Gill Hall, a patient of the service, said:
The support of the Lanarkshire MS nurse service has been excellent. As well as helping with practicalities and clinical support they have really reinforced my fierce belief that MS shouldn’t limit my outlook. I live with MS – I won’t be ruled by it. It has been a challenge, however, and it’s been a comfort to know there are people out there who care and know the effects this can have on your life.
Two years ago NHS Lanarkshire announced that it had recruited two new MS specialist nurses, plus a part-time neurology nurse, to support the 1,200 people living with MS in Lanarkshire. The new nurses were recruited with the assistance of the MS Trust.
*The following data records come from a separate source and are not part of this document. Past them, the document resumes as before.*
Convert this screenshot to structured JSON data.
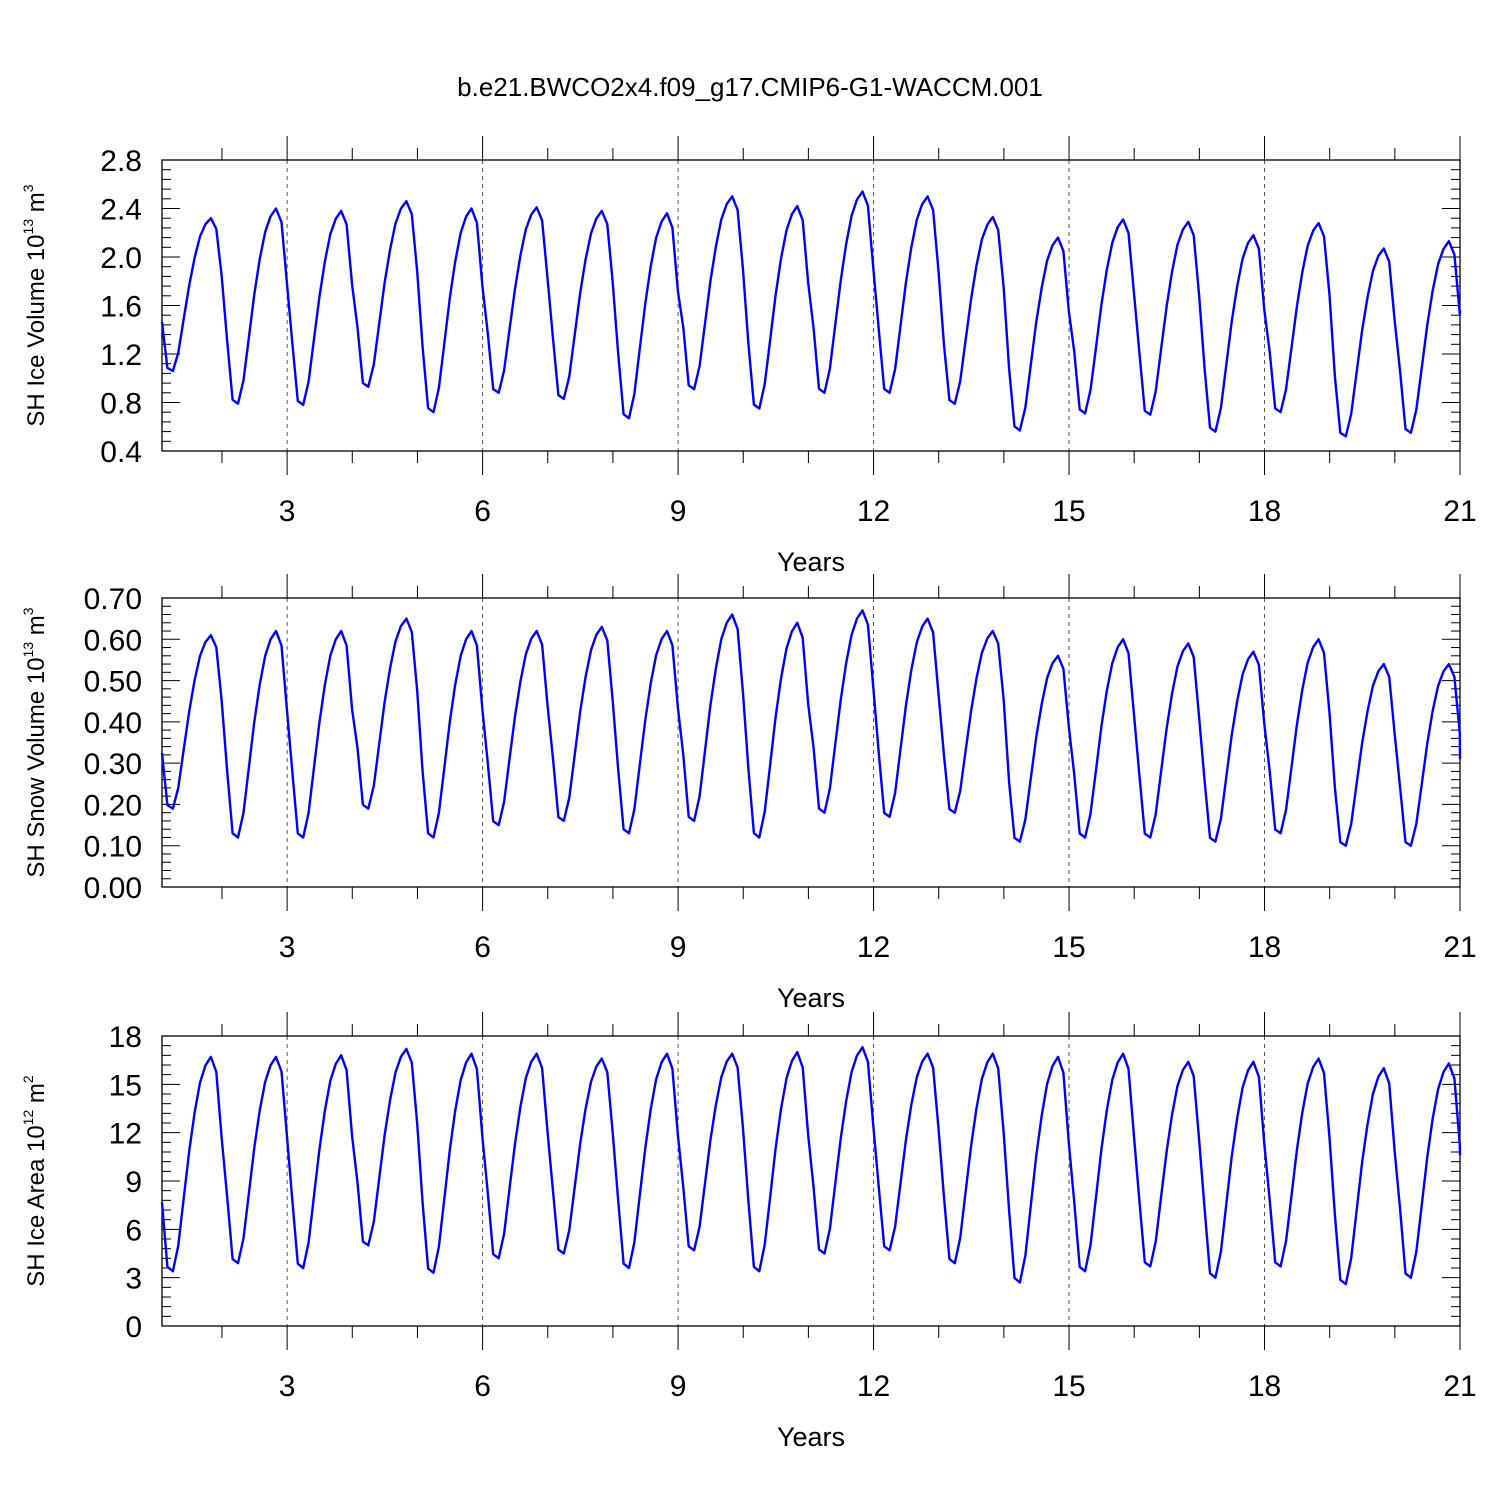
{
  "title": "b.e21.BWCO2x4.f09_g17.CMIP6-G1-WACCM.001",
  "colors": {
    "line": "#0000ff",
    "axes": "#000000",
    "grid": "#555555"
  },
  "chart_data": [
    {
      "type": "line",
      "xlabel": "Years",
      "ylabel": {
        "main": "SH Ice Volume 10",
        "exp": "13",
        "unit": " m",
        "unit_exp": "3"
      },
      "xlim": [
        1.08,
        21.0
      ],
      "ylim": [
        0.4,
        2.8
      ],
      "yticks": [
        0.4,
        0.8,
        1.2,
        1.6,
        2.0,
        2.4,
        2.8
      ],
      "ytick_labels": [
        "0.4",
        "0.8",
        "1.2",
        "1.6",
        "2.0",
        "2.4",
        "2.8"
      ],
      "xticks": [
        3,
        6,
        9,
        12,
        15,
        18,
        21
      ],
      "xtick_labels": [
        "3",
        "6",
        "9",
        "12",
        "15",
        "18",
        "21"
      ],
      "series": [
        {
          "name": "SH Ice Volume",
          "annual": [
            {
              "min": 1.06,
              "max": 2.32
            },
            {
              "min": 0.79,
              "max": 2.4
            },
            {
              "min": 0.78,
              "max": 2.38
            },
            {
              "min": 0.93,
              "max": 2.46
            },
            {
              "min": 0.72,
              "max": 2.4
            },
            {
              "min": 0.88,
              "max": 2.41
            },
            {
              "min": 0.83,
              "max": 2.38
            },
            {
              "min": 0.67,
              "max": 2.36
            },
            {
              "min": 0.91,
              "max": 2.5
            },
            {
              "min": 0.75,
              "max": 2.42
            },
            {
              "min": 0.88,
              "max": 2.54
            },
            {
              "min": 0.88,
              "max": 2.5
            },
            {
              "min": 0.79,
              "max": 2.33
            },
            {
              "min": 0.57,
              "max": 2.16
            },
            {
              "min": 0.71,
              "max": 2.31
            },
            {
              "min": 0.7,
              "max": 2.29
            },
            {
              "min": 0.56,
              "max": 2.18
            },
            {
              "min": 0.72,
              "max": 2.28
            },
            {
              "min": 0.52,
              "max": 2.07
            },
            {
              "min": 0.55,
              "max": 2.13
            }
          ],
          "end_value": 1.56
        }
      ]
    },
    {
      "type": "line",
      "xlabel": "Years",
      "ylabel": {
        "main": "SH Snow Volume 10",
        "exp": "13",
        "unit": " m",
        "unit_exp": "3"
      },
      "xlim": [
        1.08,
        21.0
      ],
      "ylim": [
        0.0,
        0.7
      ],
      "yticks": [
        0.0,
        0.1,
        0.2,
        0.3,
        0.4,
        0.5,
        0.6,
        0.7
      ],
      "ytick_labels": [
        "0.00",
        "0.10",
        "0.20",
        "0.30",
        "0.40",
        "0.50",
        "0.60",
        "0.70"
      ],
      "xticks": [
        3,
        6,
        9,
        12,
        15,
        18,
        21
      ],
      "xtick_labels": [
        "3",
        "6",
        "9",
        "12",
        "15",
        "18",
        "21"
      ],
      "series": [
        {
          "name": "SH Snow Volume",
          "annual": [
            {
              "min": 0.19,
              "max": 0.61
            },
            {
              "min": 0.12,
              "max": 0.62
            },
            {
              "min": 0.12,
              "max": 0.62
            },
            {
              "min": 0.19,
              "max": 0.65
            },
            {
              "min": 0.12,
              "max": 0.62
            },
            {
              "min": 0.15,
              "max": 0.62
            },
            {
              "min": 0.16,
              "max": 0.63
            },
            {
              "min": 0.13,
              "max": 0.62
            },
            {
              "min": 0.16,
              "max": 0.66
            },
            {
              "min": 0.12,
              "max": 0.64
            },
            {
              "min": 0.18,
              "max": 0.67
            },
            {
              "min": 0.17,
              "max": 0.65
            },
            {
              "min": 0.18,
              "max": 0.62
            },
            {
              "min": 0.11,
              "max": 0.56
            },
            {
              "min": 0.12,
              "max": 0.6
            },
            {
              "min": 0.12,
              "max": 0.59
            },
            {
              "min": 0.11,
              "max": 0.57
            },
            {
              "min": 0.13,
              "max": 0.6
            },
            {
              "min": 0.1,
              "max": 0.54
            },
            {
              "min": 0.1,
              "max": 0.54
            }
          ],
          "end_value": 0.31
        }
      ]
    },
    {
      "type": "line",
      "xlabel": "Years",
      "ylabel": {
        "main": "SH Ice Area 10",
        "exp": "12",
        "unit": " m",
        "unit_exp": "2"
      },
      "xlim": [
        1.08,
        21.0
      ],
      "ylim": [
        0,
        18
      ],
      "yticks": [
        0,
        3,
        6,
        9,
        12,
        15,
        18
      ],
      "ytick_labels": [
        "0",
        "3",
        "6",
        "9",
        "12",
        "15",
        "18"
      ],
      "xticks": [
        3,
        6,
        9,
        12,
        15,
        18,
        21
      ],
      "xtick_labels": [
        "3",
        "6",
        "9",
        "12",
        "15",
        "18",
        "21"
      ],
      "series": [
        {
          "name": "SH Ice Area",
          "annual": [
            {
              "min": 3.4,
              "max": 16.7
            },
            {
              "min": 3.9,
              "max": 16.7
            },
            {
              "min": 3.6,
              "max": 16.8
            },
            {
              "min": 5.0,
              "max": 17.2
            },
            {
              "min": 3.3,
              "max": 16.9
            },
            {
              "min": 4.2,
              "max": 16.9
            },
            {
              "min": 4.5,
              "max": 16.6
            },
            {
              "min": 3.6,
              "max": 16.9
            },
            {
              "min": 4.7,
              "max": 16.9
            },
            {
              "min": 3.4,
              "max": 17.0
            },
            {
              "min": 4.5,
              "max": 17.3
            },
            {
              "min": 4.7,
              "max": 16.9
            },
            {
              "min": 3.9,
              "max": 16.9
            },
            {
              "min": 2.7,
              "max": 16.7
            },
            {
              "min": 3.4,
              "max": 16.9
            },
            {
              "min": 3.7,
              "max": 16.4
            },
            {
              "min": 3.0,
              "max": 16.4
            },
            {
              "min": 3.7,
              "max": 16.6
            },
            {
              "min": 2.6,
              "max": 16.0
            },
            {
              "min": 3.0,
              "max": 16.3
            }
          ],
          "end_value": 10.6
        }
      ]
    }
  ]
}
As part of its nationwide Specialist Nurse Programme, the MS Trust part-funded one of the nurses for 18 months and have been supporting the whole team to make even more of a difference for people affected by MS in Lanarkshire.
The report concludes that the MS nurse service is now reaching more people with MS in Lanarkshire and is providing more accessible, responsive and holistic care. These improvements have contributed to fewer hospitals admissions and ambulatory care required for people with MS, saving the NHS approximately £120,000 over the course of the programme.
Maria Docherty, Nurse Director of South Lanarkshire Health and Social Care Partnership, said: "Our relationship and links with the MS Trust have helped us really develop person-centred expertise that’s vital to supporting people with MS. The nurses can help patients adjust to diagnosis, consider complicated treatment options, manage a wide range of symptoms and learn to live well with an unpredictable, often debilitating, condition. This report also exemplifies the commitment of our committed and caring staff."
Megan Roberts, Health Professionals Programme Manager at the MS Trust, commented: “We are delighted to see how far the MS service in Lanarkshire has come in the past 18 months and how this has impacted so positively on the patient experience. The MS Trust Specialist Nurse Programme was established to ensure people don’t have to manage MS alone, and it’s fantastic that the MS specialist nurses are connecting people to the service. We are looking forward to seeing how the service continues to improve and flourish in the years to come, supporting even more people with MS and their families in Lanarkshire.”